In this original, provocative, well-reasoned, and thoroughly documented book, Frank Klaassen proposes that two principal genres of illicit learned magic occur in late medieval image magic, which could be interpreted and justified in scholastic terms, and ritual magic (in its extreme form, overt necromancy), which could not. Image magic tended to be recopied faithfully; ritual magic tended to be adapted and reworked. These two forms of magic did not usually become intermingled in the manuscripts, but were presented separately. While image magic was often copied in the fourteenth and fifteenth centuries, The Transformations of Magic demonstrates that interest in it as an independent genre declined precipitously around 1500. Instead, what persisted was the other, more problematic form of ritual magic. Klaassen shows that texts of medieval ritual magic were cherished in the sixteenth century, and writers of new magical treatises, such as Agrippa von Nettesheim and John Dee, were far more deeply indebted to medieval tradition―and specifically to the medieval tradition of ritual magic―than previous scholars have thought them to be.
Read as research, very useful. Very academic in style and therefore a bit of a slog to read, but well worth it if you are interested. And I would never in a million years have written this poem without Klaasen's mention of John Argentine and his fine Italian hand https://www.patreon.com/posts/fine-it...

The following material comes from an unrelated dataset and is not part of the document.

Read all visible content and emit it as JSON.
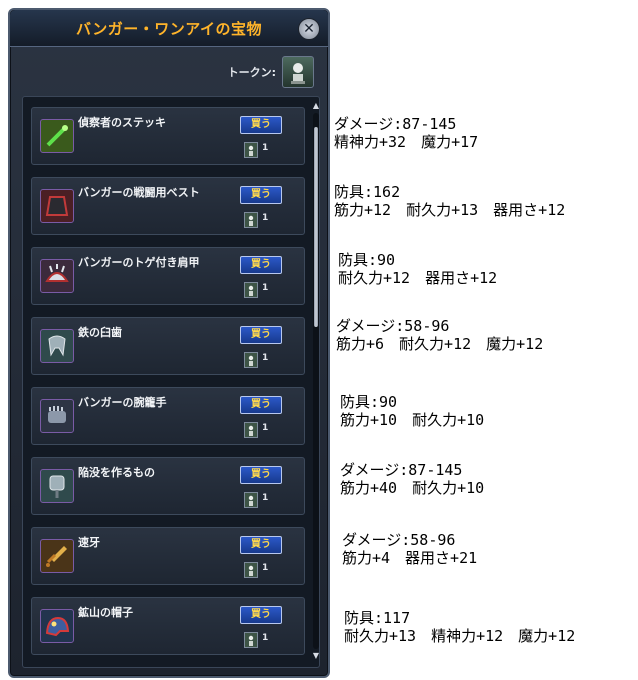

I would have liked to give this title 4 stars, but some parts were very tedious. It is not really the author's fault: this is a scholarly treatise on magic texts found in manuscripts. So there are large sections devoted to analyzing obscure manuscripts with Latin names and why certain texts are found with other texts. Bleh! (Unless that's your cup of tea.) But the sections where he discusses magic itself I found interesting. There are two main types of magic discussed: astral image magic and ritual magic, sometimes called necromancy. It is especially in the discussions of ritual magic and what it meant to such occultists as Agrippa and Ficino that this book really shines.